Some North American populations of freshwater prosobranch snails have been listed as objects of conservation concern. This introduces a new subtheme into Volume III, the relationship between science and public policy. The taxonomic revisions prompted by improvements in our understanding of the evolution of prosobranchs have sometimes met resistance both from natural resource agencies and from conservation biologists dependent upon such agencies for funding.

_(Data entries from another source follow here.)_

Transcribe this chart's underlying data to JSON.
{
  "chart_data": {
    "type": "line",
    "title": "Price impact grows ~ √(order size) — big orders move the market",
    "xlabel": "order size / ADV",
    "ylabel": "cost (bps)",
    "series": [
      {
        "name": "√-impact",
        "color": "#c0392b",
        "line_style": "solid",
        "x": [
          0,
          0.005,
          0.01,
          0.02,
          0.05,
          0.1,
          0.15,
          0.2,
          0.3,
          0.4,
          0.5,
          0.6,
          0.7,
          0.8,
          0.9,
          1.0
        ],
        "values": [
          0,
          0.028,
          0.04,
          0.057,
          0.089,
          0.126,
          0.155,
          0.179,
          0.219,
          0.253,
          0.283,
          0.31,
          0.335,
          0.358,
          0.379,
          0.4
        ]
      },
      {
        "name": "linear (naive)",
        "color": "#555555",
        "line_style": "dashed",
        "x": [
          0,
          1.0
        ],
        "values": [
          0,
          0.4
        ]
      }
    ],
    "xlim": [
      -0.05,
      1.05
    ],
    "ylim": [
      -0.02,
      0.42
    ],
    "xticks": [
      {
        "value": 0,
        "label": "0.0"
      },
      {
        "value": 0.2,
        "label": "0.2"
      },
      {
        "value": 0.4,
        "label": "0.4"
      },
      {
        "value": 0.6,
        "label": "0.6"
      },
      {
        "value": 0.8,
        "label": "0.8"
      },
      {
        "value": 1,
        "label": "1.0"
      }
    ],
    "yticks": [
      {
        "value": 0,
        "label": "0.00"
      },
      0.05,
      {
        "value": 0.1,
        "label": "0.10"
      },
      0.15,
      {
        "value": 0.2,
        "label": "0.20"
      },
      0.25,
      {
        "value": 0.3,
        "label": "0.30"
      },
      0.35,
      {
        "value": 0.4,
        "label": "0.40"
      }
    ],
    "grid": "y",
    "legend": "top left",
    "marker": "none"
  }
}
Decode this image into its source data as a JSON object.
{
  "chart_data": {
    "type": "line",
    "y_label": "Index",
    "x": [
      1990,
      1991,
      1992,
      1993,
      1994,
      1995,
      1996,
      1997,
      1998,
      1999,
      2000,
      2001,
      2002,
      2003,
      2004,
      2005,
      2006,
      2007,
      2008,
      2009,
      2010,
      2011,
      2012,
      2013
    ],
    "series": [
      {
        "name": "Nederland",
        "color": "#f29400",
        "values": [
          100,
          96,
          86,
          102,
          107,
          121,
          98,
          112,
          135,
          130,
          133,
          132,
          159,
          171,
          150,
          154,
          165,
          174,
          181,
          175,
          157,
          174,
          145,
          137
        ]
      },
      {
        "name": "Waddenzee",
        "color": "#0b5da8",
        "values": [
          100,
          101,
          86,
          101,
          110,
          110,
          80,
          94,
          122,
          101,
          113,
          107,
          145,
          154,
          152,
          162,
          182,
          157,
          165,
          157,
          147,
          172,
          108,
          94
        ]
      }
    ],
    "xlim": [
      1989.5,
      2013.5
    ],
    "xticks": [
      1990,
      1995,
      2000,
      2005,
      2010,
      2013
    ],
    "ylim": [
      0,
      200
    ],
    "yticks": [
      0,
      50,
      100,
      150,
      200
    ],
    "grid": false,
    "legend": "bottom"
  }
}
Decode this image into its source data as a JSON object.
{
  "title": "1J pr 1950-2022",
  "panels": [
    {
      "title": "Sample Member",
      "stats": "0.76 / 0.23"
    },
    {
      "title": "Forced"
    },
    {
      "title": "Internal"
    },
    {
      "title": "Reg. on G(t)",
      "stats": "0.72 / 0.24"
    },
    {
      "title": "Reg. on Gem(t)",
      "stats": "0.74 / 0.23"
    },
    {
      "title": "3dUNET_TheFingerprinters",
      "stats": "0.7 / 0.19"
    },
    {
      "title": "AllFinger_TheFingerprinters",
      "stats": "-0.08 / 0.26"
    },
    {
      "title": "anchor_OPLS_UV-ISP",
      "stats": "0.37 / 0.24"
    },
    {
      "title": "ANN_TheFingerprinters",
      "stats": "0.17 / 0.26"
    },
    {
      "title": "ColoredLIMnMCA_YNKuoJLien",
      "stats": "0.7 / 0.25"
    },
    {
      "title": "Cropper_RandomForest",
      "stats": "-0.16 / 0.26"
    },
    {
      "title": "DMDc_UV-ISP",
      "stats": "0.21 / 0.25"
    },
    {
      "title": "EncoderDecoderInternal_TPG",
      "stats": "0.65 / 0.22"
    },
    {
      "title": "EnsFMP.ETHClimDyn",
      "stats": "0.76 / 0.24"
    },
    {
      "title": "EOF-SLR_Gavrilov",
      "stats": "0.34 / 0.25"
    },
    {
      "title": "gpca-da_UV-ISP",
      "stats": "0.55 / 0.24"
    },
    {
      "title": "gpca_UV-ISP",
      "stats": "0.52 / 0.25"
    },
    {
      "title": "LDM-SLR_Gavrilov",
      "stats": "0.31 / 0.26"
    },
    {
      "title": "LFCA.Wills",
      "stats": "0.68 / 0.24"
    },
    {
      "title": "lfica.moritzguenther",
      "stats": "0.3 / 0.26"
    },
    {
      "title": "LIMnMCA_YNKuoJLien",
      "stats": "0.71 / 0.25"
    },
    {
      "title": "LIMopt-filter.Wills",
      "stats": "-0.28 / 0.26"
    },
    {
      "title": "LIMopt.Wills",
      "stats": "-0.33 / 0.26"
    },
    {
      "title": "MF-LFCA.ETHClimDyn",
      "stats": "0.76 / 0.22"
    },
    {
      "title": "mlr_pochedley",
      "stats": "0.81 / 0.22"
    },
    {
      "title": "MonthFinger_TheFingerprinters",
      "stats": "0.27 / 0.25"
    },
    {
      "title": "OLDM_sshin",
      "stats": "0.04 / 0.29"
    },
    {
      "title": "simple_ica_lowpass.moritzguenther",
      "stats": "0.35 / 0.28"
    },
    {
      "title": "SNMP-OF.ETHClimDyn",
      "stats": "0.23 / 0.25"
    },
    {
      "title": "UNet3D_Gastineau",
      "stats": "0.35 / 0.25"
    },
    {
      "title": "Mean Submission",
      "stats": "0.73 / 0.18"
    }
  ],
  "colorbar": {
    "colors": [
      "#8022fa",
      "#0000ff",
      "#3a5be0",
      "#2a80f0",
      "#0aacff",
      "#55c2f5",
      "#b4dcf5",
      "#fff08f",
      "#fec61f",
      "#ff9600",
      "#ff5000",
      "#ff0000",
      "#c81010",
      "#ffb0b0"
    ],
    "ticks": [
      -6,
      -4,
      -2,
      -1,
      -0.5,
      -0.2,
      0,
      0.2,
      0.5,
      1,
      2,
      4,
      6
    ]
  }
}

The overarching theme of the present volume becomes, then, one of a struggle to understand the evolution of the freshwater prosobranch gastropod fauna of North America, both finely scientific and clumsily human.

Description

Volume I in this series reported the scientific results from our survey of the freshwater gastropods of United States Atlantic drainages, Georgia to the New York line.  In the preface to that volume, I mentioned that during the 20 years over which the FWGNA Project has unfolded, I developed the habit of sending regular emails to an expanding list of collaborators, a practice which ultimately evolved into an internet blog.  Those emails and blog posts have sometimes contained important supplementary information on the biology of the fascinating organisms toward which the FWGNA Project has been directed, as well as historical background, context, and rationale for various methodological and taxonomic decisions made in Volume I.

Volume II collected 29 essays on the freshwater pulmonate gastropods.  Here in Volume III we have assembled 37 essays on the evolutionary biology and systematics of the prosobranchs, published online between 2006 and 2019.  These essays have been edited rather heavily from the form in which they were originally posted, in many cases, and re-ordered into subthemes.  Essays 1 – 27 focus on the pleurocerid gastropods, my favorite group of organisms in the world, and essays 28 – 37 the hydrobioids, with topics of general evolutionary and systematic interest sprinkled throughout.  Each essay opens with its date of publication, which is important to notice, because single subthemes can span multiple years, and my own thoughts have often evolved over time.

We have deferred discussion of the Viviparids and the Ampullariids to Volume IV, which will be organized around ecological and biogeographical themes.  This is partly due to space considerations, and partly because the most prominent elements of both families are invasive.  It is probably unfair to tar higher taxa by the reputations of their most notorious species.  For this I apologize.

About the author
Dr. Robert T. Dillon, Jr. is America's foremost authority on freshwater gastropods. From 1983 until retirement in 2016 he was professor of biology at the College of Charleston in South Carolina. He is the author of The Ecology of Freshwater Molluscs (Cambridge University Press, 2000) and over 60 scientific papers on the genetics, evolution, and ecology of snails. A former president of the American Malacological Society, Dr. Dillon contributed the freshwater gastropod chapter to the popular 2006 AMS publication, The Mollusks: A Guide to their Study, Collection and Preservation. In 1998 he founded the Freshwater Gastropods of North America Project, a long-term, collaborative effort to inventory and monograph the entire gastropod fauna inhabiting every river, lake and stream throughout the continent north of Mexico.